Some PhD dissertations explore previously unexplored territory (and thus risk obscurity), while others attempt to say something new about already-much-discussed problems (and thus risk redundancy). This book, the product of the author’s McGill University PhD, belongs firmly to the latter category. We do not lack for studies of temple language in the letters of Paul (see Finlan, Gärtner, Gupta, Hogeterp, Horn, Klawans, and Regev, to name a few). The author who would offer us yet another one, therefore, had better be able to justify the expenditure on paper and ink.

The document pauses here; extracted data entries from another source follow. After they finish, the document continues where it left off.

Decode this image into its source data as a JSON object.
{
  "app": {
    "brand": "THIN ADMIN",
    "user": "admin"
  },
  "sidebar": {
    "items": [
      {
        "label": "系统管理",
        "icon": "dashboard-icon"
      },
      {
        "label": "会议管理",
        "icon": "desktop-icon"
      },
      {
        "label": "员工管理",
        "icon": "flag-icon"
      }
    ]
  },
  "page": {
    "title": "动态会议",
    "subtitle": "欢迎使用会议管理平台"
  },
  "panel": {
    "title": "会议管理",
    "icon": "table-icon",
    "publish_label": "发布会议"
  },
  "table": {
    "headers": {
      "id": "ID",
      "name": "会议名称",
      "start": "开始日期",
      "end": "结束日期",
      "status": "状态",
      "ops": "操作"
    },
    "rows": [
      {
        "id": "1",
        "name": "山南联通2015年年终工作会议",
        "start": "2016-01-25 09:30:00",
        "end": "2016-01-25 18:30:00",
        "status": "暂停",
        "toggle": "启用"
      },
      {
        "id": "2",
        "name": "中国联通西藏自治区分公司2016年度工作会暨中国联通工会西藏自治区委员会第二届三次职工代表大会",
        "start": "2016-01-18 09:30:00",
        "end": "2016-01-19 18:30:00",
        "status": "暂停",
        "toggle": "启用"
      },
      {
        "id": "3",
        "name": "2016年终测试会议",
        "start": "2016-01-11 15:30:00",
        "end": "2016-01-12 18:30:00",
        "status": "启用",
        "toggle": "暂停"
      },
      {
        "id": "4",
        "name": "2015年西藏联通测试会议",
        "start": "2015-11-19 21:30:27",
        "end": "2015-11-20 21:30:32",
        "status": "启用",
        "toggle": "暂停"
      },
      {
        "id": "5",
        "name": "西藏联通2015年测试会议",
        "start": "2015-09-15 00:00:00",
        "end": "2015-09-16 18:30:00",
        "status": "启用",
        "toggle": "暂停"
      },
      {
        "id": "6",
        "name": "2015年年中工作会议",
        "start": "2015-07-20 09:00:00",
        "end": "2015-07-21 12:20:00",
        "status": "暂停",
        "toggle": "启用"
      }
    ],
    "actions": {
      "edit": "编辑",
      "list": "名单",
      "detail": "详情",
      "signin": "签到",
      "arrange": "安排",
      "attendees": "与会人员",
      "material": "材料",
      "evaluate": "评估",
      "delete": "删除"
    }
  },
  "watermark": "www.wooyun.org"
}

At this, Tony Basham succeeds reasonably well. This book will not make the reader think about the matter completely differently. Its goal and its achievement are more modest: It contextualizes Paul’s talk of the Corinthians-in-Christ as the naos theou, ‘sanctuary of god’ (1 Cor 3:16; 6:19; 2 Cor 6:16) in relation to Paul’s other mentions of sanctuaries, shrines, and temples in Jerusalem and elsewhere. It argues for a particular, precise account of metaphor theory in general and of the meaning of this metaphor. In sum, it brings a good deal of conceptual clarity to what is an oftentimes vague discussion. That is not a revolution, but it is a good thing.

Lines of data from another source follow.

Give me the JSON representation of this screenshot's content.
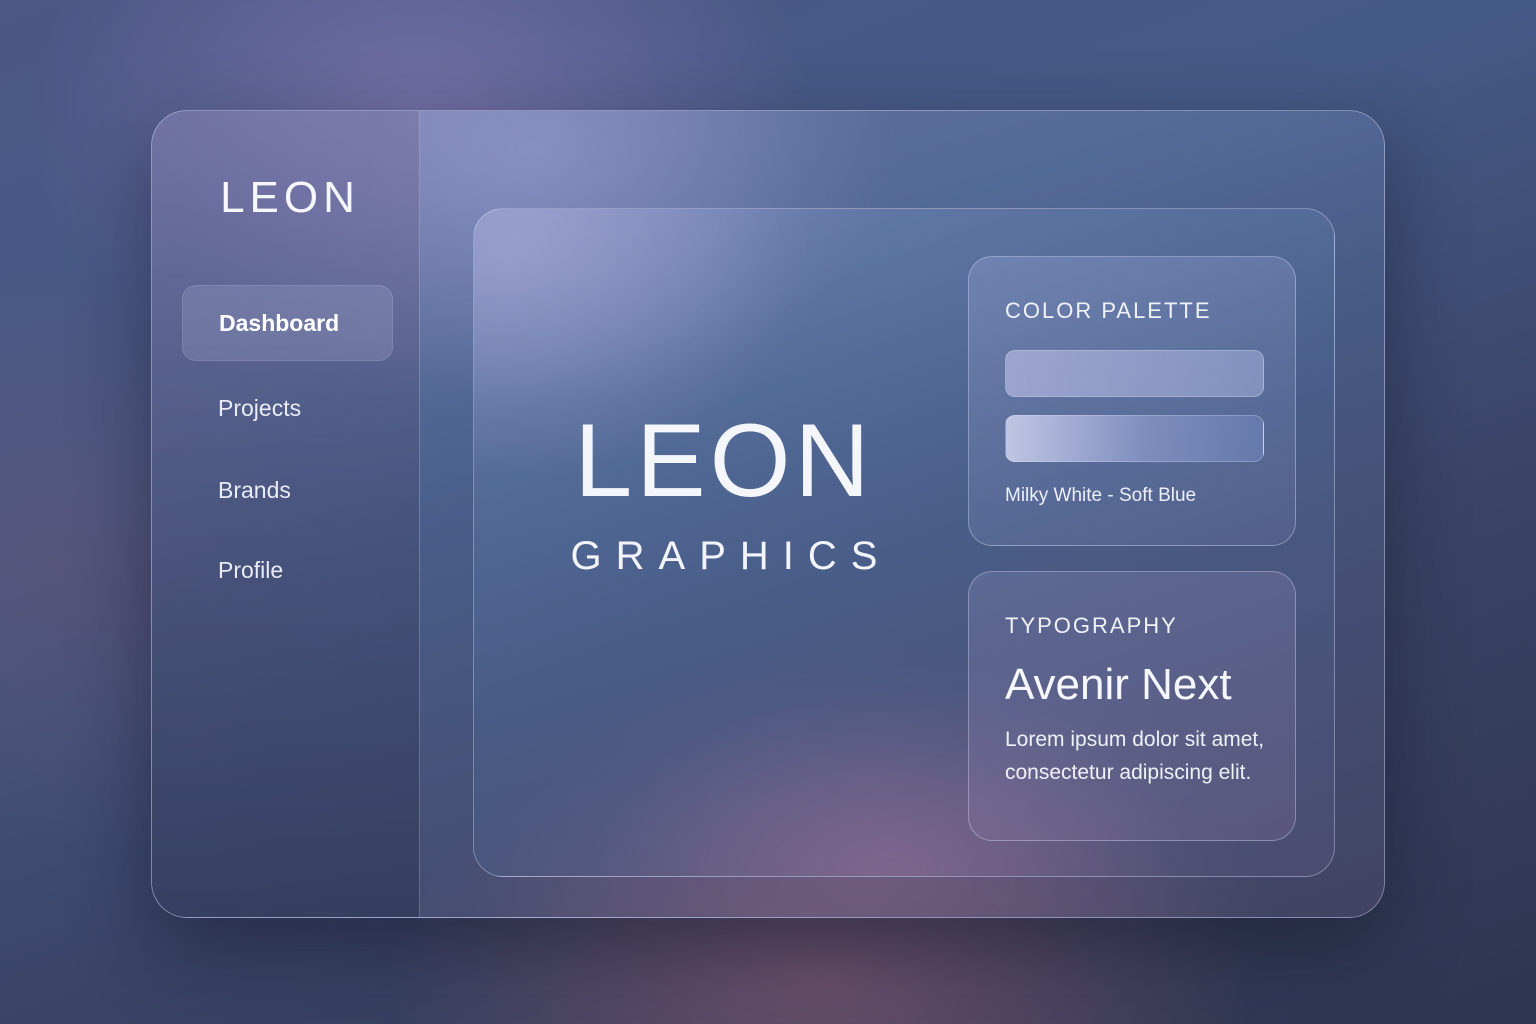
{
  "sidebar": {
    "logo": "LEON",
    "items": [
      {
        "label": "Dashboard",
        "active": true
      },
      {
        "label": "Projects",
        "active": false
      },
      {
        "label": "Brands",
        "active": false
      },
      {
        "label": "Profile",
        "active": false
      }
    ]
  },
  "main": {
    "brand_title": "LEON",
    "brand_subtitle": "GRAPHICS",
    "color_palette": {
      "title": "COLOR PALETTE",
      "swatches": [
        "#aab3dc",
        "#cfd2ee"
      ],
      "caption": "Milky White - Soft Blue"
    },
    "typography": {
      "title": "TYPOGRAPHY",
      "font_name": "Avenir Next",
      "sample_text": "Lorem ipsum dolor sit amet, consectetur adipiscing elit."
    }
  }
}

Basham’s central positive claim is that, when Paul calls Corinthians-in-Christ the temple of god, he means that they are (1) a domain devoted to Paul’s god, (2) a domain where that god’s spirit resides, (3) a holy domain not to be corrupted, (4) a domain that Paul’s god will avenge in the event of its being corrupted, and (5) a domain not hospitable to other gods. So far so good, but there is little new here. The argument gets more interesting, however, when Basham draws inferences for the debate over ostensible supersessionism in the letters of Paul. He cautiously, and rightly, notes that Paul nowhere expressly rejects or replaces the Jerusalem temple (contrast Epistle of Barnabas, Melito of Sardis, et al.). But Basham also argues that (his own account of) Paul’s temple metaphor falsifies Paula Fredriksen’s much more positive account of the Jerusalem temple in Paul.

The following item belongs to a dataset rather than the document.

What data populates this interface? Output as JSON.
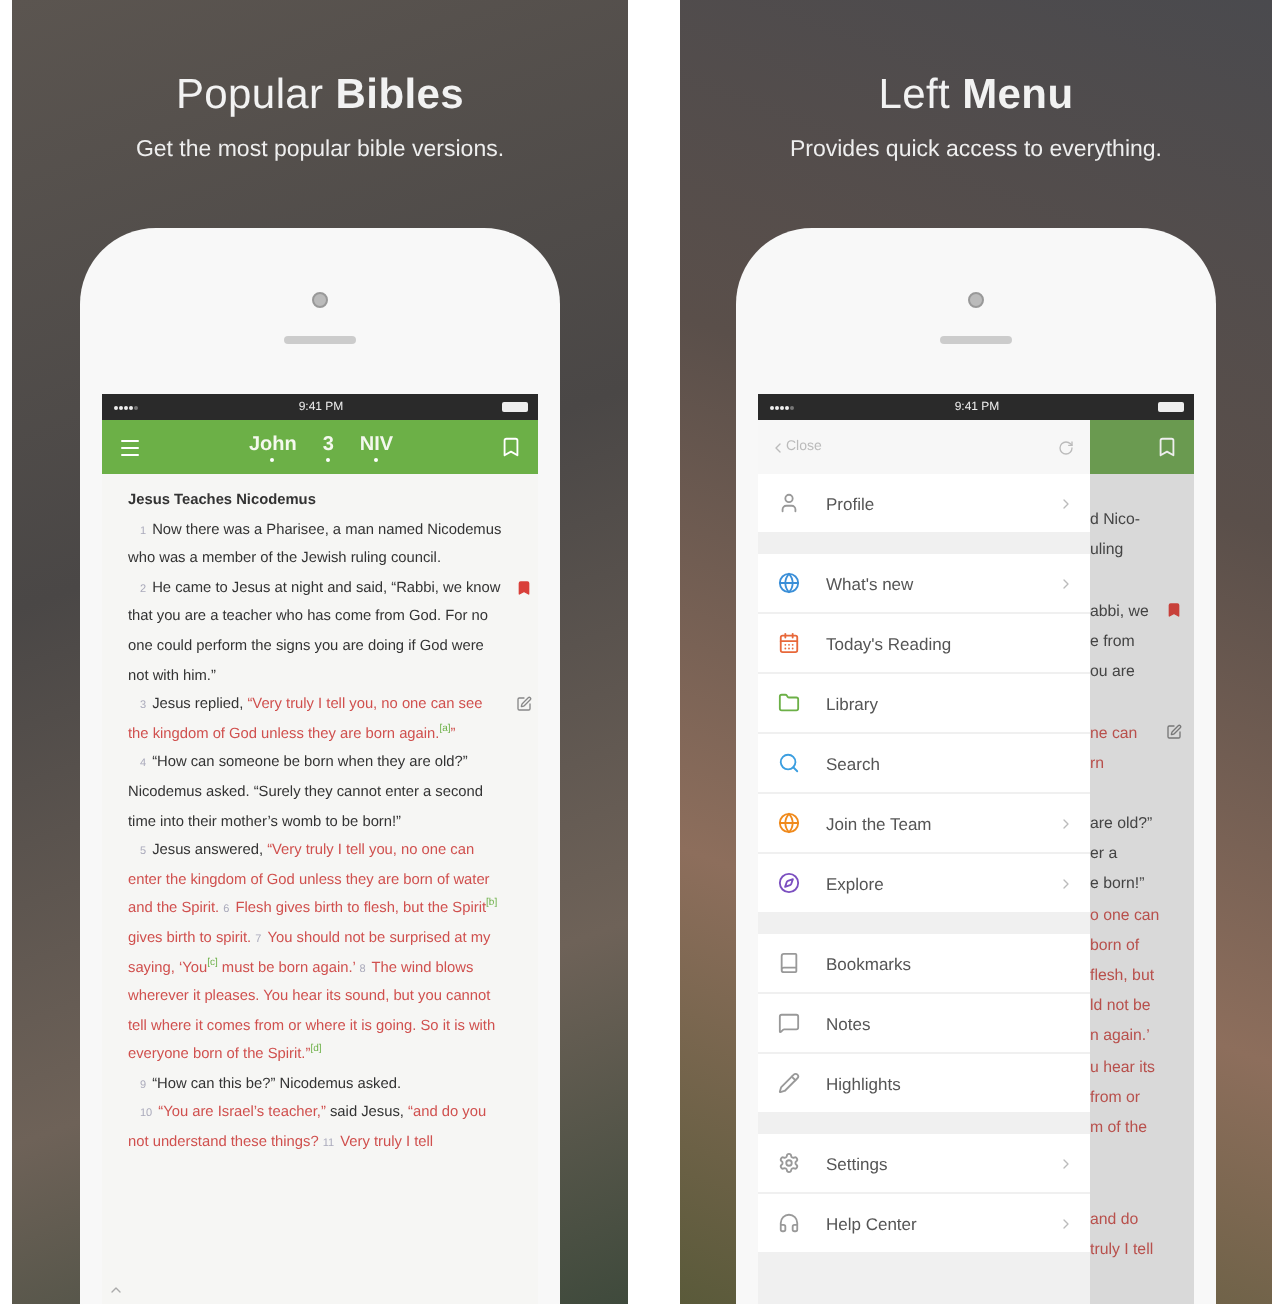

Basham reasons as follows: Paul calls the Corinthians-in-Christ the temple of god, by which he means the temple of the Judaean god. But the Judaean god’s famous temple in Jerusalem expressly barred gentiles from entry to its inner courts. If (as per Basham’s account) the metaphor transfers signification in both directions, not just one, then Paul’s use of it implies that the temple of the Judaean god ought to welcome sanctified gentiles, which the Jerusalem temple does not do. Thus, Basham concludes, ‘Paul’s temple metaphor challenges the exclusionary layout of the Herodian temple in his day, making the temple ritually obsolete for ethne-in-Christ grafted into the lineage of Israel’ (p. 2). But if the Jerusalem temple never offered such access, why speak of obsolescence?